А Данилову никуда не захотелось. Он осмотрел свое неприбранное жилье, и ему стало стыдно. За весь промелькнувший месяц. Полотно сияло свежими красками, и даже запах его был приятен. А вот бардак в комнате... Убираться Олег начал с ленцой, а потом – увлекся. Носился по комнатам, сгребал ненужный хлам в полиэтиленовые мешки и ставил их у входа. Хлам понужнее запихивал от греха в дальнюю комнату, превращенную в подобие кладовой и гардеробной.
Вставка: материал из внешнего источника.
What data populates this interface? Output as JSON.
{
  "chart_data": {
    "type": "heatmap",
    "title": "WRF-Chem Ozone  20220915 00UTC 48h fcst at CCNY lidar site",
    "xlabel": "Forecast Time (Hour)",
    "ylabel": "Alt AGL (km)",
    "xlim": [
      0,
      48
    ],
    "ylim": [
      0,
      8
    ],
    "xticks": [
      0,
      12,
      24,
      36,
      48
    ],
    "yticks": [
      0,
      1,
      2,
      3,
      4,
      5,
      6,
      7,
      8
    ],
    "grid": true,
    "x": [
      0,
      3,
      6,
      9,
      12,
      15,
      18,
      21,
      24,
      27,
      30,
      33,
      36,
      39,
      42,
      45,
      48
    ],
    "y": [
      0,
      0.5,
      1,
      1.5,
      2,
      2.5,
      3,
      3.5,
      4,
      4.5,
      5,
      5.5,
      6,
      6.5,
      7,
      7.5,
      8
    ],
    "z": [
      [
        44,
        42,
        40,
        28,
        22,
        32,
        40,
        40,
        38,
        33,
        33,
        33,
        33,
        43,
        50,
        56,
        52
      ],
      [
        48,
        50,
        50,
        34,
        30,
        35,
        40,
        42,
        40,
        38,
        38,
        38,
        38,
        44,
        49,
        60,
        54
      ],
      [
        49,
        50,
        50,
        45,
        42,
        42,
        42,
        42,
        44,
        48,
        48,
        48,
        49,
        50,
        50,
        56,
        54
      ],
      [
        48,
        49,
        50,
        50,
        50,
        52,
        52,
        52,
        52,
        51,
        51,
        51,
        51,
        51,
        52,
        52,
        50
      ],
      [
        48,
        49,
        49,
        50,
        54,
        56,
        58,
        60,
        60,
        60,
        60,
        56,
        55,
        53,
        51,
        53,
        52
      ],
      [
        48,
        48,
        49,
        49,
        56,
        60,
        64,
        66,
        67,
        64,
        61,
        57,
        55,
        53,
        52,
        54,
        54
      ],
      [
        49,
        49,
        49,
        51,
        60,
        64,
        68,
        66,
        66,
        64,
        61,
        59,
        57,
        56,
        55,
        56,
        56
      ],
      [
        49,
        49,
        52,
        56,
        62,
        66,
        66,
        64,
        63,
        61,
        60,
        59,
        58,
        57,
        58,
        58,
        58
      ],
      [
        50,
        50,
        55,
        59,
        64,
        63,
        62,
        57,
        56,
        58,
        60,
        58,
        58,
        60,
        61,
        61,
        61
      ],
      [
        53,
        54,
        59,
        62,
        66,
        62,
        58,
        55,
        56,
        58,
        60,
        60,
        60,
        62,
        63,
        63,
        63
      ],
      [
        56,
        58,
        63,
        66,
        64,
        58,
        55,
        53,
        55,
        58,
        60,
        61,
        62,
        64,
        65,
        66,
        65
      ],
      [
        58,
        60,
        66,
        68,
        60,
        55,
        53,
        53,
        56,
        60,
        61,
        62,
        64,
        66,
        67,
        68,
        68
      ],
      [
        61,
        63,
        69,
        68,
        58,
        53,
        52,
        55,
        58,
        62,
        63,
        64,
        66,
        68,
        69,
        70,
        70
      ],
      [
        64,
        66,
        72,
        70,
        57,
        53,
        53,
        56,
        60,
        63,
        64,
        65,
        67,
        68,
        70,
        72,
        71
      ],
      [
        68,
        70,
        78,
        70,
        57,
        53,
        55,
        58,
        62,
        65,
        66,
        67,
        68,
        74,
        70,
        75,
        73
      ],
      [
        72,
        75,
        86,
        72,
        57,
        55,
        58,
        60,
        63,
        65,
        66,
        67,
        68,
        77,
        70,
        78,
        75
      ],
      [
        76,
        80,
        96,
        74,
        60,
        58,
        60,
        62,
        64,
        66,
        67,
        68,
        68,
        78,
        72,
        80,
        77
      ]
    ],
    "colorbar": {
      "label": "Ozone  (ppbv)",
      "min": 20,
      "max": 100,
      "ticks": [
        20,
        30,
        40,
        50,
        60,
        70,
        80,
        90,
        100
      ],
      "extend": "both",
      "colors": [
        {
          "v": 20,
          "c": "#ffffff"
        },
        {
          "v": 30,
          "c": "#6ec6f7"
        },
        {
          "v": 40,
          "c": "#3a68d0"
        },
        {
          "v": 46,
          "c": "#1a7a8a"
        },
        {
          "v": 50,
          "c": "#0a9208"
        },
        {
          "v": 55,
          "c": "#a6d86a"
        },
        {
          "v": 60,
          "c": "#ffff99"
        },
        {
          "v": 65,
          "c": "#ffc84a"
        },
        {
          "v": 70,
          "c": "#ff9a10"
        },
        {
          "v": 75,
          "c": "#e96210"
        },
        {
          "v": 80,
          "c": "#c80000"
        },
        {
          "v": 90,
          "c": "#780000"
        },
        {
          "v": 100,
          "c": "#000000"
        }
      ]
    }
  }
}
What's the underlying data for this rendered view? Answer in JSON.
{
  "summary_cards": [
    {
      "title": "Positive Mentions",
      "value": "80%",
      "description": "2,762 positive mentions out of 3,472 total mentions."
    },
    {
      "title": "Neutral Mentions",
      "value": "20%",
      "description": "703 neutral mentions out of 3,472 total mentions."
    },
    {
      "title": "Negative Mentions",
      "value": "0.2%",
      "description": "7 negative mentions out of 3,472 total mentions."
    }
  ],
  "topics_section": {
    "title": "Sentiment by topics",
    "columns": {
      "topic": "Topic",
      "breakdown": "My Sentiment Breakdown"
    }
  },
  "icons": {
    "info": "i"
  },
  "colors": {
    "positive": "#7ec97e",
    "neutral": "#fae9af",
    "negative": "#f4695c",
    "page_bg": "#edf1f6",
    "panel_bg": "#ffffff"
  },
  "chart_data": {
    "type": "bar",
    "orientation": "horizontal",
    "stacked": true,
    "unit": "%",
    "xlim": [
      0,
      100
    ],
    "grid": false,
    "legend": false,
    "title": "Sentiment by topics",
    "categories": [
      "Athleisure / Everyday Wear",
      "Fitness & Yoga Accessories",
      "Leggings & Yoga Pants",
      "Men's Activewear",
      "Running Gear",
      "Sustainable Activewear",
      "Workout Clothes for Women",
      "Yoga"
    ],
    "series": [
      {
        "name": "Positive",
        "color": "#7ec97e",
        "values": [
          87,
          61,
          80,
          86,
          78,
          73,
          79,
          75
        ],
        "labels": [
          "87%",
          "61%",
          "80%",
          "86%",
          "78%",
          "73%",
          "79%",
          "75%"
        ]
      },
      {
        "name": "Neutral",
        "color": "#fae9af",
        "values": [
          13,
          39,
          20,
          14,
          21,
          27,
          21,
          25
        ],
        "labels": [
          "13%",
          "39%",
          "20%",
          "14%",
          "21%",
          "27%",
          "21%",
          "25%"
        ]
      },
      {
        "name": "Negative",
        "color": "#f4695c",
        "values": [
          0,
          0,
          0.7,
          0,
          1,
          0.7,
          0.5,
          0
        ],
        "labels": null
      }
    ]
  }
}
В хлопотах пролетело часа четыре. Но Олег их не заметил. Он работал, как когда-то в детстве, и это не было вполне работой: мама поручала ему приборку в квартире лет с одиннадцати, он, как мог, противился, а потом стал даже находить в этом удовольствие. Представлял себе пыль и непромытые части дощатого пола скопищем варваров, которых оттесняли дисциплинированные римские легионы, окружали, громили наголову... Заканчивал уборку всегда одинаково: наливал ванну и лежал в воде расслабленно, чтобы потом с удовольствием шлепать босиком по промытому с порошком блестящему полу и вычищенным, пушистым коврам.
Сейчас такого совершенства не получилось, но подобие порядка возникло.
Олег был этим горд. Из-под душа вышел совершенно счастливый, натянул вытертые, вылинявшие добела джинсы, набросил ковбойку и неизвестно почему почувствовал себя почти дома. Поставил картину на стул у стены, заварил крепчайшего чая и сел в кресло напротив, покуривая, потягивая чаек и чувствуя тепло проникающего сквозь шторы ветерка. Скоро вечер. И что-то тревожило его... Боязнь ночи.
Боязнь ночи – как боязнь одиночества. Олег прошел на кухню, вынул из холодильника пузатую бутылку выдержанного французского кальвадоса, плеснул в чистый стакан, ощущая уже приятный аромат спелых яблок. Но пить не стал.